The topic on Outnumbered was the dispute between actress Sofia Vergara and Nick Loeb over the fate of their two frozen embryos. Ablow not only supported Loeb’s custody claim, he went further to state that he backs allowing men to “veto” a woman’s abortion decision.
I’ve been outspoken on this. I think men should be able to veto women’s abortions if they’re willing to care for the child after it’s born.
In 2011, Ablow made his claim in a Fox News editorial:
If a man has participated in creating a new life and is fully willing to parent his child (independently, if necessary), why should he not have any control over whether that life is ended?…It’s time to give men their due as fathers—from the moment of conception. Allow men who want to be fathers, and who could be good parents, to compel the women they impregnate to bring their children to term.

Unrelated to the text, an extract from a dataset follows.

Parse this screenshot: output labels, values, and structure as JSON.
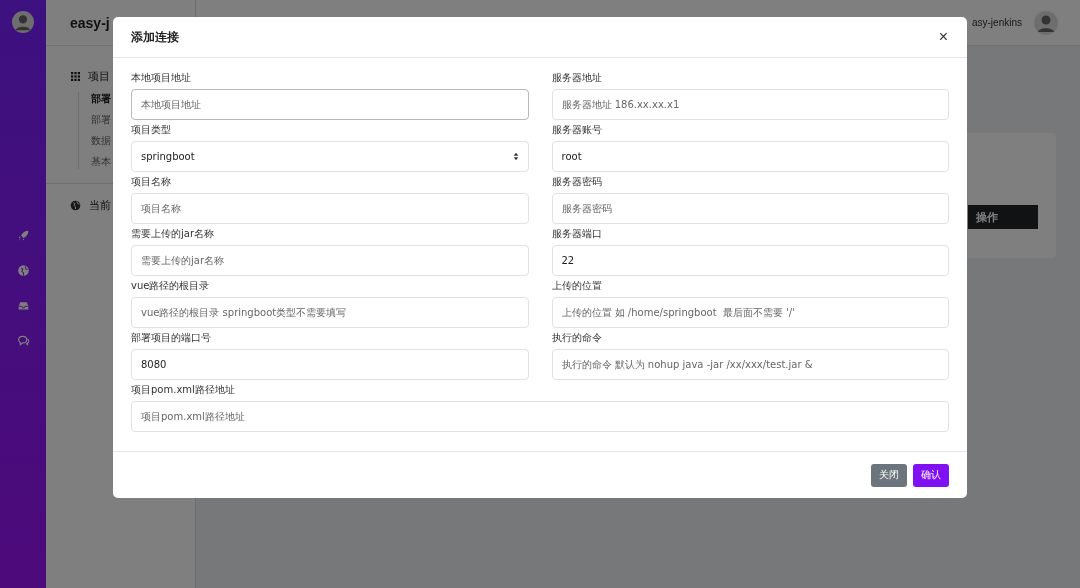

Many Americans – perhaps most Americans – will agree with Ablow. Americans are ambivalent about abortion. Most want women to have access to abortion, but most also want the reasons for the abortion to restricted to cases of serious birth defects, rape, or health of the mother.
Surveys over the past couple of decades have not asked about men “vetoing” abortion decisions. But we can get a good picture by looking at Americans’ attitudes toward abortion.
According to the 2014 General Social Survey (GSS), 45 percent of Americans are “pro-choice,” supporting a woman’s right to choose to have an abortion without restrictions. About the same percentage oppose abortion because the woman is too poor to raise the child or because the woman does not want any more children.
Support for abortion rises in cases where there is a serious defect with the fetus (74%), the pregnancy resulted from rape (78%), or when the woman’s health is in danger (88%).
In the case that Ablow describes, a majority of Americans would likely oppose the abortion. The fetus is healthy. The pregnancy wasn’t the result of rape. The woman’s health isn’t in danger. The woman will not be forced to raise or support the child. A large plurality of Americans would still support the woman’s choice, but a majority would not see this as a case in which the woman should be permitted to have an abortion.
Earlier surveys have also found support for husbands being notified about an abortion decision. A 2005 Gallup poll found 64 percent of Americans supporting a requirement that a husband should be informed before his wife has an abortion. Among those who attended church weekly, support for husband notification was at 74 percent. Those who never attended church were less supportive, but 42 percent still believed that a husband should be notified.
Perhaps the next Fox News poll will include some questions on this topic. But despite a large segment of the country finding Ablow’s comments shocking, most Americans are likely to agree with him.